歌德:人应当相信永生,他有相信这一点的权利,这是符合他的本性的。他可以把自己的希望寄托在宗教的允诺上。但是哲学家如果想根据一种传说来证明灵魂不朽,这种证明就很软弱,没有多大价值。我认为永生的信念来源于行动这个概念,因为我如果孜孜不倦地工作到老死,在今生这种存在不再能支持我的精神时,大自然就有义务给我另一种形式的存在。艾克曼:因惊羡和爱而心跳,从来还没有一种学说像歌德这样激励人们做出更多的丰功伟绩,因为谁要是孜孜不倦地工作到老死,他保证能获得永生。(《歌德谈话录》,1829年2月4日)
此段话是对《浮士德》主题的揭示。这种精神是近几年我的信仰,我靠它战胜了肉体消亡与历史名声湮没的虚无感。

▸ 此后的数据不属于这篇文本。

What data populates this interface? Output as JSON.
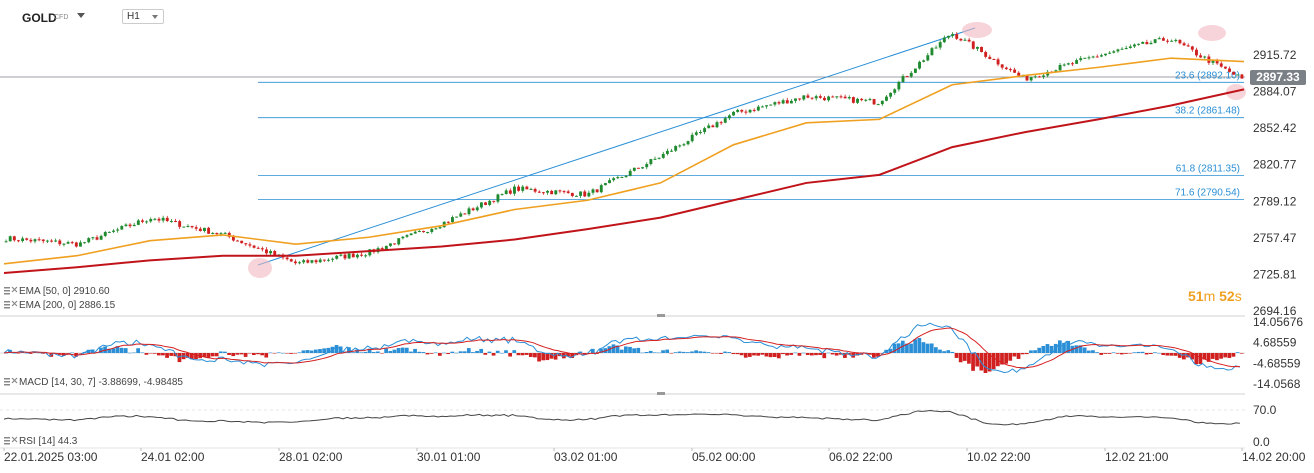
{
  "header": {
    "symbol": "GOLD",
    "instrument_type": "CFD",
    "timeframe": "H1"
  },
  "price_axis": {
    "labels": [
      "2915.72",
      "2884.07",
      "2852.42",
      "2820.77",
      "2789.12",
      "2757.47",
      "2725.81",
      "2694.16"
    ],
    "current_price": "2897.33"
  },
  "time_axis": {
    "labels": [
      "22.01.2025  03:00",
      "24.01  02:00",
      "28.01  02:00",
      "30.01  01:00",
      "03.02  01:00",
      "05.02  00:00",
      "06.02  22:00",
      "10.02  22:00",
      "12.02  21:00",
      "14.02  20:00"
    ]
  },
  "fibonacci": [
    {
      "label": "23.6 (2892.10)",
      "value": 2892.1
    },
    {
      "label": "38.2 (2861.48)",
      "value": 2861.48
    },
    {
      "label": "61.8 (2811.35)",
      "value": 2811.35
    },
    {
      "label": "71.6 (2790.54)",
      "value": 2790.54
    }
  ],
  "indicators": {
    "ema50": {
      "label": "EMA  [50, 0]  2910.60",
      "color": "#f0a020"
    },
    "ema200": {
      "label": "EMA  [200, 0]  2886.15",
      "color": "#c0141a"
    },
    "macd": {
      "label": "MACD  [14, 30, 7]  -3.88699,  -4.98485",
      "axis": [
        "14.05676",
        "4.68559",
        "-4.68559",
        "-14.0568"
      ]
    },
    "rsi": {
      "label": "RSI  [14]  44.3",
      "axis": [
        "70.0",
        "0.0"
      ]
    }
  },
  "timer": {
    "minutes": "51",
    "m_unit": "m",
    "seconds": "52",
    "s_unit": "s"
  },
  "chart_data": {
    "type": "line",
    "x": [
      "22.01 03:00",
      "23.01",
      "24.01 02:00",
      "27.01",
      "28.01 02:00",
      "29.01",
      "30.01 01:00",
      "31.01",
      "03.02 01:00",
      "04.02",
      "05.02 00:00",
      "06.02 22:00",
      "07.02",
      "10.02 22:00",
      "11.02",
      "12.02 21:00",
      "13.02",
      "14.02 20:00"
    ],
    "series": [
      {
        "values": [
          2757,
          2752,
          2775,
          2760,
          2735,
          2745,
          2770,
          2800,
          2795,
          2828,
          2865,
          2880,
          2875,
          2935,
          2895,
          2915,
          2930,
          2895
        ]
      },
      {
        "values": [
          2735,
          2742,
          2755,
          2760,
          2752,
          2758,
          2768,
          2782,
          2790,
          2805,
          2838,
          2857,
          2860,
          2890,
          2898,
          2905,
          2913,
          2910
        ]
      },
      {
        "values": [
          2727,
          2732,
          2738,
          2742,
          2742,
          2746,
          2750,
          2756,
          2765,
          2775,
          2790,
          2805,
          2812,
          2836,
          2849,
          2860,
          2872,
          2886
        ]
      }
    ],
    "ylim": [
      2694.16,
      2940
    ]
  }
}
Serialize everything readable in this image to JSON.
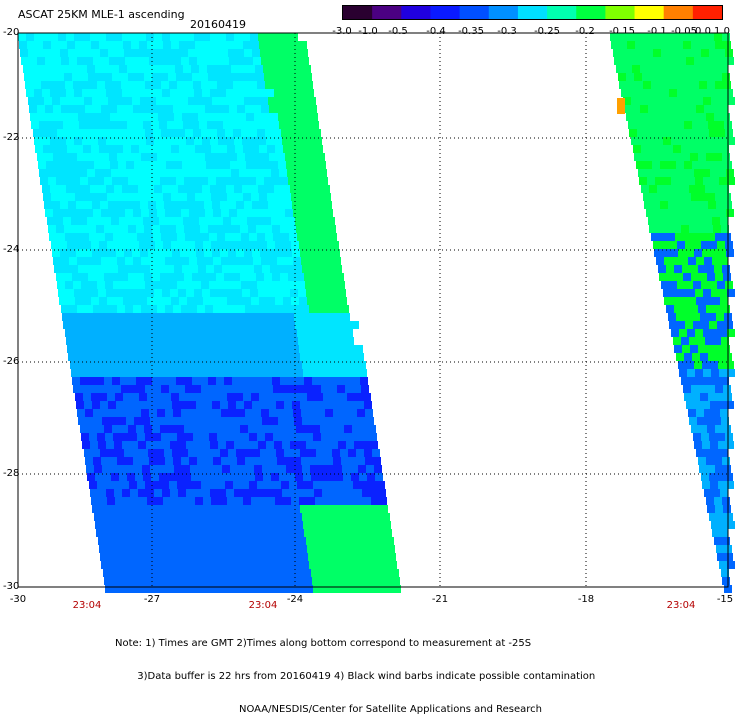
{
  "header": {
    "title": "ASCAT 25KM MLE-1 ascending",
    "date": "20160419"
  },
  "colorbar": {
    "tick_labels": [
      "-3.0",
      "-1.0",
      "-0.5",
      "-0.4",
      "-0.35",
      "-0.3",
      "-0.25",
      "-0.2",
      "-0.15",
      "-0.1",
      "-0.05",
      "0.0",
      "1.0"
    ],
    "colors": [
      "#2a0030",
      "#4b0082",
      "#2000e0",
      "#0a1aff",
      "#0050ff",
      "#0090ff",
      "#00e0ff",
      "#00ffb0",
      "#00ff40",
      "#80ff00",
      "#ffff00",
      "#ff8000",
      "#ff2000"
    ]
  },
  "map": {
    "lon_labels": [
      "-30",
      "-27",
      "-24",
      "-21",
      "-18",
      "-15"
    ],
    "lat_labels": [
      "-20",
      "-22",
      "-24",
      "-26",
      "-28",
      "-30"
    ],
    "time_labels": [
      "23:04",
      "23:04",
      "23:04"
    ],
    "grid": "dotted",
    "swath_colors": [
      "#00ffff",
      "#00e5ff",
      "#00b0ff",
      "#0066ff",
      "#0a22ff",
      "#00ff66",
      "#00ff2a",
      "#ffa000"
    ]
  },
  "notes": [
    "Note: 1) Times are GMT 2)Times along bottom correspond to measurement at -25S",
    "       3)Data buffer is 22 hrs from 20160419 4) Black wind barbs indicate possible contamination",
    "                                       NOAA/NESDIS/Center for Satellite Applications and Research"
  ]
}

小时候,我朴素地怕死。人死了,便不能思想,不能感知自我。这个世界上不再有独特的“我”,多么可怖!而我永恒地弥漫在虚无死空。大限人皆不能免,那我就转向追求青史留名吧!能在身后被铭记,也是一种安慰。活在别人的记忆中,这也是一种活啊!但这种想法在高二高三时出现了严重的危机。那时我陷入抑郁,不知人生意义何在。三五小时躺在床上,一分钟不停地刷新空间,期待很久都不出现的某条新动态,或者带着弟弟站在城市的路口,不知往哪走来打发一下午的时间,捱到夜晚。整个生活变灰了。我思考宇宙的毁灭。设想一下,青史留名的人生观,应当基于人的存在,生命的存在,我们所处的时空的存在。可是人类终究灭亡,而人类历史上的大哲、英雄,对于别的物种又算什么。且地球将会被太阳吞噬,宇宙则不可避免要么凝缩为原点要么扩张成绝对静止的死亡时空。留名于历史与宇宙相比,又算不了什么。我试图使自己永恒,不能接受我这可贵的自我意识只是注定毫无痕迹可循注定被永久遗忘的短暂一瞬的事实。纠结于此,抑郁焦虑,每日活在紧张恐惧和无可奈何中,直到上大学前通过徐葆耕的书接触到了《浮士德》的思想,大意是人只要自强不息就能获得永恒的意义。我的肉体会陨灭,名声也早晚没落,但在行动的过程而不是肉体或名声的结果中,意义已得。个体的死亡不能消除这业已创造的意义,宇宙的毁灭也无法抹杀它。